S. BLUM'', présidente
M. DARIES, conseillère
N.BERGOUNIOU,magistrat honoraire exerçant des fonctions juridictionnelles
Greffière, lors des débats : C. DELVER
ARRET :
— CONTRADICTOIRE
— prononcé publiquement par mise à disposition au greffe après avis aux parties
— signé par S. BLUM'', présidente, et par C. DELVER, greffière de chambre
FAITS – PROCÉDURE – PRÉTENTIONS DES PARTIES
M. [J] [G] a été embauché le 1er octobre 1981 par la sarl Triax en qualité d’employé de bureau suivant contrat de travail à durée indéterminée régi par la convention collective nationale de la métallurgie Bas Rhin.

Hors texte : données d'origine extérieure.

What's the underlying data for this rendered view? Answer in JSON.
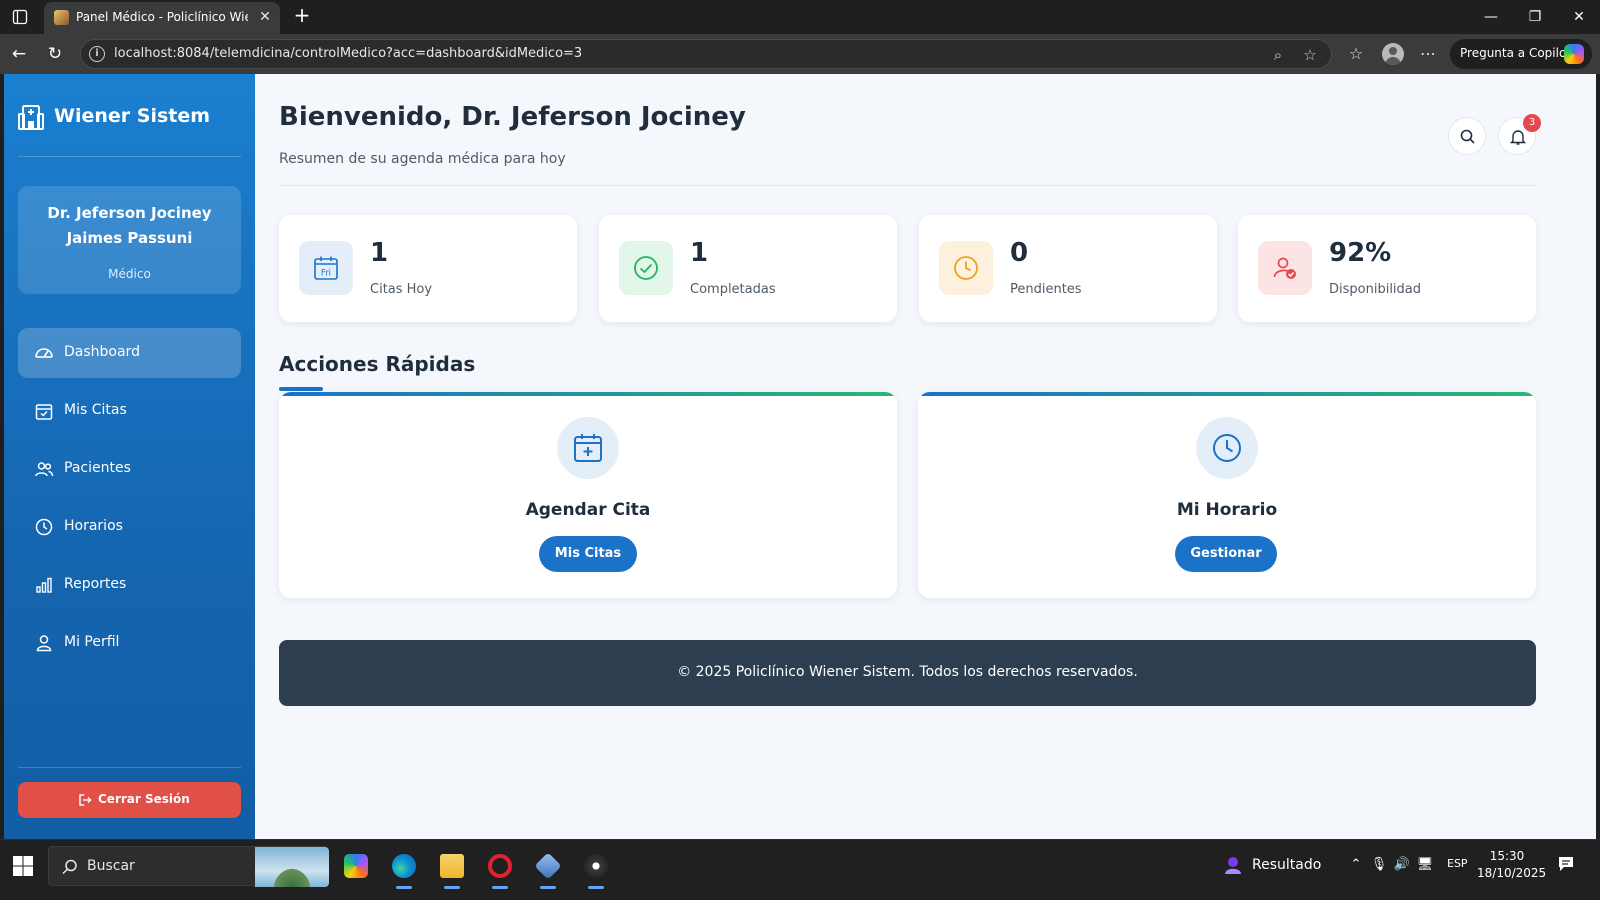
{
  "browser": {
    "tab_title": "Panel Médico - Policlínico Wiener",
    "url": "localhost:8084/telemdicina/controlMedico?acc=dashboard&idMedico=3",
    "copilot_label": "Pregunta a Copilot"
  },
  "app": {
    "brand": "Wiener Sistem",
    "user": {
      "name": "Dr. Jeferson Jociney Jaimes Passuni",
      "role": "Médico"
    },
    "menu": [
      {
        "label": "Dashboard",
        "icon": "gauge-icon",
        "active": true
      },
      {
        "label": "Mis Citas",
        "icon": "calendar-check-icon",
        "active": false
      },
      {
        "label": "Pacientes",
        "icon": "users-icon",
        "active": false
      },
      {
        "label": "Horarios",
        "icon": "clock-icon",
        "active": false
      },
      {
        "label": "Reportes",
        "icon": "bar-chart-icon",
        "active": false
      },
      {
        "label": "Mi Perfil",
        "icon": "user-icon",
        "active": false
      }
    ],
    "logout_label": "Cerrar Sesión"
  },
  "header": {
    "title": "Bienvenido, Dr. Jeferson Jociney",
    "subtitle": "Resumen de su agenda médica para hoy",
    "notification_count": "3"
  },
  "stats": [
    {
      "value": "1",
      "label": "Citas Hoy",
      "icon": "calendar-icon",
      "icon_text": "Fri",
      "color": "#1a73c8",
      "bg": "#e3eef9"
    },
    {
      "value": "1",
      "label": "Completadas",
      "icon": "check-circle-icon",
      "color": "#22b45e",
      "bg": "#e2f6ea"
    },
    {
      "value": "0",
      "label": "Pendientes",
      "icon": "clock-icon",
      "color": "#f0a020",
      "bg": "#fdf0dc"
    },
    {
      "value": "92%",
      "label": "Disponibilidad",
      "icon": "user-check-icon",
      "color": "#e5484d",
      "bg": "#fde4e4"
    }
  ],
  "quick_actions": {
    "title": "Acciones Rápidas",
    "cards": [
      {
        "title": "Agendar Cita",
        "button": "Mis Citas",
        "icon": "calendar-plus-icon"
      },
      {
        "title": "Mi Horario",
        "button": "Gestionar",
        "icon": "clock-icon"
      }
    ]
  },
  "footer": {
    "text": "© 2025 Policlínico Wiener Sistem. Todos los derechos reservados."
  },
  "taskbar": {
    "search_placeholder": "Buscar",
    "weather_label": "Resultado",
    "language": "ESP",
    "time": "15:30",
    "date": "18/10/2025"
  },
  "colors": {
    "sidebar": "#1b7fd0",
    "primary": "#1a73c8",
    "logout": "#e05046",
    "footer": "#2d3e50"
  }
}
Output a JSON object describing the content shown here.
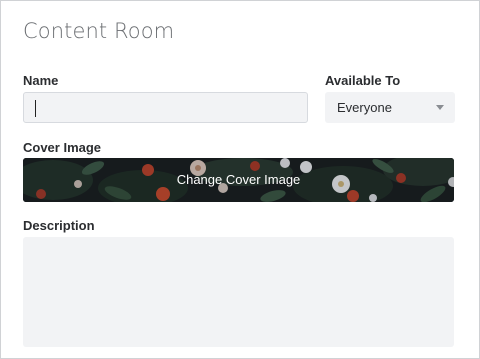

Après avoir été convoqué par courrier du 10 janvier 2019 à un entretien préalable au licenciement fixé au 21 janvier 2019, il a été licencié par courrier du 18 février 2019 pour motif économique. Le 20 février 2019, M. [G] a accepté le contrat de sécurisation professionnelle.
Le salarié a saisi le conseil de prud’hommes de Toulouse le 12 juin 2019 pour contester son licenciement et demander le versement de diverses sommes.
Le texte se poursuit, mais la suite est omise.